Hello,
I have a multisample vcf file (3 samples) and I'd like to get all denovo variants for a specific sample. I tried bcftools:
bcftools view -s SAMPLE_ID -x All-final.vcf
The problem is, that some sites can be multiallelic. So the above command would e.g. not find this line (The third sample is the one I'm interested in):
chr5 38528951 rs762238623 GACAC GAC,G 1204.93 PASS . GT:DP:AD:RO:QR:AO:QA:GL 0/1:10:2,6,0:2:75:6,0:212,0:-15.9529,0,-3.87444,-16.555,-5.68062,-22.6541 0/1:40:10,21,3:10:343:21,3:677,105:-51.4565,0,-21.4531,-45.9266,-19.2432,-72.8601 1/2:39:0,19,10:0:0:19,10:622,279:-72.2747,-22.0435,-16.3239,-50.201,0,-47.1907
Because the requirements are not fullfilled:
-x, --private print sites where only the subset samples carry an non-reference allele. Requires --samples or --samples-file.

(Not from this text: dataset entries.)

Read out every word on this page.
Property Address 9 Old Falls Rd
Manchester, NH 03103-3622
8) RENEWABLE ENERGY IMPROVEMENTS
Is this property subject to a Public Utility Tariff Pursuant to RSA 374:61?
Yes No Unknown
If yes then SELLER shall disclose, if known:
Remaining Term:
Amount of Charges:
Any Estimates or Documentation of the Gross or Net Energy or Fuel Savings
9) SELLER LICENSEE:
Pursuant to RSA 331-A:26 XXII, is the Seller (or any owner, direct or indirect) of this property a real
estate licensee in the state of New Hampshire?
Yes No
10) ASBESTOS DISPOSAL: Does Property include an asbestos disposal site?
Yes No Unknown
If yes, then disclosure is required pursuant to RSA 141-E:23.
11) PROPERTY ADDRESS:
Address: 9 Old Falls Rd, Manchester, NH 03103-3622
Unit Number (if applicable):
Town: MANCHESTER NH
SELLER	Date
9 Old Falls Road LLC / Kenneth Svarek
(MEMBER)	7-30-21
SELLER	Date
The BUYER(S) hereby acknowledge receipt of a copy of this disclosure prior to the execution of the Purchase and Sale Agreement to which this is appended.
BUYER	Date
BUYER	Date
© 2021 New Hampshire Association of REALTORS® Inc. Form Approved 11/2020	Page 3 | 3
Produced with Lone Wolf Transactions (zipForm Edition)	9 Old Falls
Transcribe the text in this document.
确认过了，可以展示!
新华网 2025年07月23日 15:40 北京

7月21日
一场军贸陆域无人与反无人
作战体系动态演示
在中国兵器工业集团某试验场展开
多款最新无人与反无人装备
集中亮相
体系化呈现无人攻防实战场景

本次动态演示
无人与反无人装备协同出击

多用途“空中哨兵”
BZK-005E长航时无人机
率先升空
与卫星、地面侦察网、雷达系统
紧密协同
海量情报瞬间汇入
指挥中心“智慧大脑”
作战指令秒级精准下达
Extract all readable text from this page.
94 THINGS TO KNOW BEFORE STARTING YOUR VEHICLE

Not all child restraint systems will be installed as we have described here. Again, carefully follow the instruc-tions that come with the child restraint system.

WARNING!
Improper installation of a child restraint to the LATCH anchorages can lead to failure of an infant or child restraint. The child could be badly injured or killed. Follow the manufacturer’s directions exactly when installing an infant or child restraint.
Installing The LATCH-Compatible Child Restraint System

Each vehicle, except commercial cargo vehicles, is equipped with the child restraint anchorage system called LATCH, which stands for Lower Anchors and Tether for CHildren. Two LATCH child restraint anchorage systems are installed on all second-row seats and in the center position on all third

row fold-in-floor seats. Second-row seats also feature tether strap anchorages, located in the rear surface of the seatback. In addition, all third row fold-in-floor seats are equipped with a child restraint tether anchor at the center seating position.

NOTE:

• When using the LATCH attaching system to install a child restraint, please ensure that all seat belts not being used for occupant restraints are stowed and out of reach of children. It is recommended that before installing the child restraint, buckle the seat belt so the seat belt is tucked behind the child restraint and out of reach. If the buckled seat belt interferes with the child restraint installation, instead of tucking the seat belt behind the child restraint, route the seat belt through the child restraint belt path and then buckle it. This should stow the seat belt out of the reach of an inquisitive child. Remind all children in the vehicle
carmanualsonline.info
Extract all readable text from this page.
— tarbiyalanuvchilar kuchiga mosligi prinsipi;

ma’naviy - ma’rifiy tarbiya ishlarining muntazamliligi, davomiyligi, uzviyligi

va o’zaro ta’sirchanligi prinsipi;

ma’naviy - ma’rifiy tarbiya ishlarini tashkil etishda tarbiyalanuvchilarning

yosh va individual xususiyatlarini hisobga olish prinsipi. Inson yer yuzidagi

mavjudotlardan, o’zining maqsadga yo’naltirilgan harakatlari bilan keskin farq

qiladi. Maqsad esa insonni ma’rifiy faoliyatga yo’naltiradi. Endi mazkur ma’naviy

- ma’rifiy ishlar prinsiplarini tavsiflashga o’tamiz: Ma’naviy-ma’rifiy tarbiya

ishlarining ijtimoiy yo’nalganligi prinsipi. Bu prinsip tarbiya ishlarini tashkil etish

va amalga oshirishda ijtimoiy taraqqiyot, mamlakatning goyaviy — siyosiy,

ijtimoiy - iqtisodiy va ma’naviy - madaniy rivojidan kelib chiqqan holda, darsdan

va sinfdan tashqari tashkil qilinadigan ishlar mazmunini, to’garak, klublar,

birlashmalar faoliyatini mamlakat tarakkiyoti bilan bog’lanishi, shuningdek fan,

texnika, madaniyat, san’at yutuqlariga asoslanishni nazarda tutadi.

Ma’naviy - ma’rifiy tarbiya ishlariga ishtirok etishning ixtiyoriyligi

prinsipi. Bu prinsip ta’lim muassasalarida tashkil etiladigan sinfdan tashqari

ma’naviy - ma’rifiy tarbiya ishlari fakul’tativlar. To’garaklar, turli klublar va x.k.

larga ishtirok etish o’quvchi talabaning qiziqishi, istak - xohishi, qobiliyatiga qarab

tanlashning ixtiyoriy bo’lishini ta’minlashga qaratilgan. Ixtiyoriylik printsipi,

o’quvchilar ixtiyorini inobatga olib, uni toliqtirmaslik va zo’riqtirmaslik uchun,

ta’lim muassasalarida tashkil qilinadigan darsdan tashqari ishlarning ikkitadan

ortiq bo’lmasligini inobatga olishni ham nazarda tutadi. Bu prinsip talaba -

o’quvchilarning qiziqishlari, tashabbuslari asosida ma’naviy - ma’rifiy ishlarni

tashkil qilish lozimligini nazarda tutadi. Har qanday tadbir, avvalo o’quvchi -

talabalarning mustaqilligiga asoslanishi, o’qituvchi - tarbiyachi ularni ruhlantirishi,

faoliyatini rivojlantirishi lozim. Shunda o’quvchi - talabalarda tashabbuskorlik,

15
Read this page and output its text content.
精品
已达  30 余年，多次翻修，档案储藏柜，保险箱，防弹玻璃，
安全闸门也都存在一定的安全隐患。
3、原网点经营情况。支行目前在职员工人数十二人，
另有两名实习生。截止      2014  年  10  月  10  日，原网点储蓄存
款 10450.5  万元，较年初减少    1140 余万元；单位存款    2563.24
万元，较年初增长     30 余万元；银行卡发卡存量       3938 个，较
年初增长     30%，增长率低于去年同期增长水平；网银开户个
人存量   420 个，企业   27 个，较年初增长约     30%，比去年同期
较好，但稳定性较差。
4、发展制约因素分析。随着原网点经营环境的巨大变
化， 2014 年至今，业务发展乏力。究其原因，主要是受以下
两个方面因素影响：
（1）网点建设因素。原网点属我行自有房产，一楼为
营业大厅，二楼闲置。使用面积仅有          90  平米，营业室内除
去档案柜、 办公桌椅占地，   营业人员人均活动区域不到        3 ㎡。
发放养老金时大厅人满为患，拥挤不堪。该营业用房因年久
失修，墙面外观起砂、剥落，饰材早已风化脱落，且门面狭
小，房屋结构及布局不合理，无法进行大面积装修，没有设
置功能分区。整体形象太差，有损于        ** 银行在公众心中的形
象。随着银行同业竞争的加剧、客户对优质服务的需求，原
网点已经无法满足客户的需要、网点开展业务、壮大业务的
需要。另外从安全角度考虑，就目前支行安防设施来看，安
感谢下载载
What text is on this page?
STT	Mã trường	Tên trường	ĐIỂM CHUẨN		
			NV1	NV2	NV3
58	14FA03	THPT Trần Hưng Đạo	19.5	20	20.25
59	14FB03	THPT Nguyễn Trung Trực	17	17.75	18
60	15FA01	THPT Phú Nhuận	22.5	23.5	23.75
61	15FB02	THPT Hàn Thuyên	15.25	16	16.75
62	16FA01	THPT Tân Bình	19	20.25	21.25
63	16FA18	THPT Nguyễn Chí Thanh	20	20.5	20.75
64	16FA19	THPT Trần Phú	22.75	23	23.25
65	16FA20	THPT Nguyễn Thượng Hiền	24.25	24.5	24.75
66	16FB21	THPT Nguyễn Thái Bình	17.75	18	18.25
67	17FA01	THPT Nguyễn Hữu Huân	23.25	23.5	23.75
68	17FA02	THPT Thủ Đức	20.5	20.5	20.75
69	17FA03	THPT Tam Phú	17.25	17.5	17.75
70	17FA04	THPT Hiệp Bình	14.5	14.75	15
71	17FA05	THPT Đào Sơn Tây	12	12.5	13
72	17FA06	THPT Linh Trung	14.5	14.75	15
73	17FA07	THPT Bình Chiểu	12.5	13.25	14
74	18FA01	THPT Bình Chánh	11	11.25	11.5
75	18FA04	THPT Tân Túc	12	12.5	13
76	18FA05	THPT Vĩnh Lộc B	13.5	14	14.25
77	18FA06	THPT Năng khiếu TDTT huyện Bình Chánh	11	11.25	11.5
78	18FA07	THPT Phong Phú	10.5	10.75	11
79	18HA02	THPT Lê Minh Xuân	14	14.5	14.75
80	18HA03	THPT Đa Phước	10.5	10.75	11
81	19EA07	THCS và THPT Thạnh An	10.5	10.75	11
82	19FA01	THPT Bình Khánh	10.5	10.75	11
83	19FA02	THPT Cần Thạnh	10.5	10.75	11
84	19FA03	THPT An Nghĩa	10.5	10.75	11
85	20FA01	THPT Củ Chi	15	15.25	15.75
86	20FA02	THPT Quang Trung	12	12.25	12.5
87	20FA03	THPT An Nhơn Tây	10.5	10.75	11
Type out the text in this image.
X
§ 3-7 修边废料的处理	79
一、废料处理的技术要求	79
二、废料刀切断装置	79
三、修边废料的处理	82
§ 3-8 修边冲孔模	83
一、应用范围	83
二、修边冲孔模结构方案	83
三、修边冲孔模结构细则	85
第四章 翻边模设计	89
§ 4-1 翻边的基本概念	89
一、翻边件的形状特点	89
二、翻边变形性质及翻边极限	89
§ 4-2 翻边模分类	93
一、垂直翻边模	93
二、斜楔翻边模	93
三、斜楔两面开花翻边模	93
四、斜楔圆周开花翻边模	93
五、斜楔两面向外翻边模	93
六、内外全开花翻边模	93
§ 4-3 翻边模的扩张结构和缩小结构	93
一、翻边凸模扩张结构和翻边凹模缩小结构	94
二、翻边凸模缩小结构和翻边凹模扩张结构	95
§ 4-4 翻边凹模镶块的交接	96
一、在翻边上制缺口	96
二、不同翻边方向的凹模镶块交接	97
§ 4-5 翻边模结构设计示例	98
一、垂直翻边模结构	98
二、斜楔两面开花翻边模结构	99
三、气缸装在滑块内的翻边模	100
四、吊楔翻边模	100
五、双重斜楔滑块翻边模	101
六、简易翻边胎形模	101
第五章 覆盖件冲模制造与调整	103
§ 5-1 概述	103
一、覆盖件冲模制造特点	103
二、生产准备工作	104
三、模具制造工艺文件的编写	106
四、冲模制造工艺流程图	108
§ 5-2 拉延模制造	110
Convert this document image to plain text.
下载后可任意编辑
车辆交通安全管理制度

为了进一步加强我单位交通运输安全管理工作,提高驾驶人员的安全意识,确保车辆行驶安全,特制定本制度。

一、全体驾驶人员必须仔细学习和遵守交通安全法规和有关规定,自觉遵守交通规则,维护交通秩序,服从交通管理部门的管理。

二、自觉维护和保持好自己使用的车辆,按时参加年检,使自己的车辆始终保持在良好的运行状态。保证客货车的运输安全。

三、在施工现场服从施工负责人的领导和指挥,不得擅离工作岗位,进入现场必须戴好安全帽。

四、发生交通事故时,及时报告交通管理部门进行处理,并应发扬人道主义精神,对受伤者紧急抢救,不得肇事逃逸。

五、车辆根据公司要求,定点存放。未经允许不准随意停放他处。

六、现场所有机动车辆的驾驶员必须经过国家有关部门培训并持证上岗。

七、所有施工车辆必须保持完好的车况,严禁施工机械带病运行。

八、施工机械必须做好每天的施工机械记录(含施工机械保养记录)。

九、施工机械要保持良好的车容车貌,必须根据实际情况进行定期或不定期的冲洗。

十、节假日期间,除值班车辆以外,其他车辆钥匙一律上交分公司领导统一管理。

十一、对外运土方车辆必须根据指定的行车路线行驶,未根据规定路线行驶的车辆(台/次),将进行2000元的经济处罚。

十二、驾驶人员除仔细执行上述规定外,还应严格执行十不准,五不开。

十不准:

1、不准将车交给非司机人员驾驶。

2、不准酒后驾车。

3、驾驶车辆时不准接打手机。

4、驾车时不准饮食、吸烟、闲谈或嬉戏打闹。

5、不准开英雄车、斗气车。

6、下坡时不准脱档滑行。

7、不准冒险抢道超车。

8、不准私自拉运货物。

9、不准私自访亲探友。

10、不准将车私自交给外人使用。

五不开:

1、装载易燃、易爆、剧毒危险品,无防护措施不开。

So, what's the best way here to find all denovo variants in a given sample?
Thanks.
fin swimmer
Hello Pierre,
checking for mendelian violation is not exactly what I ask, but for more needs this is also very good.
Thanks a lot.
fin swimmer
what's your definition of l 'denovo variants ' without the context of a trio ?
Without the context of a trio my definition for denovo is a non-reference allel that only occur in on specific sample compared to other samples in the multisample vcf.
But within the context of the trio your are absolutly right, that every mendelian violation is at least suspicious.
fin swimmer
i would say it's a "rare variant" :-)
Ok, if this is the right term :)
Even if my initial problem is solved, I'm still interested in how to filter those rare variants for a given sample within a multisample, multiallelic vcf.
fin swimmer
still with GATJ SelectVariants using the option
-select
someting like '-select "AC<1" see the GATK doc/ JEXL.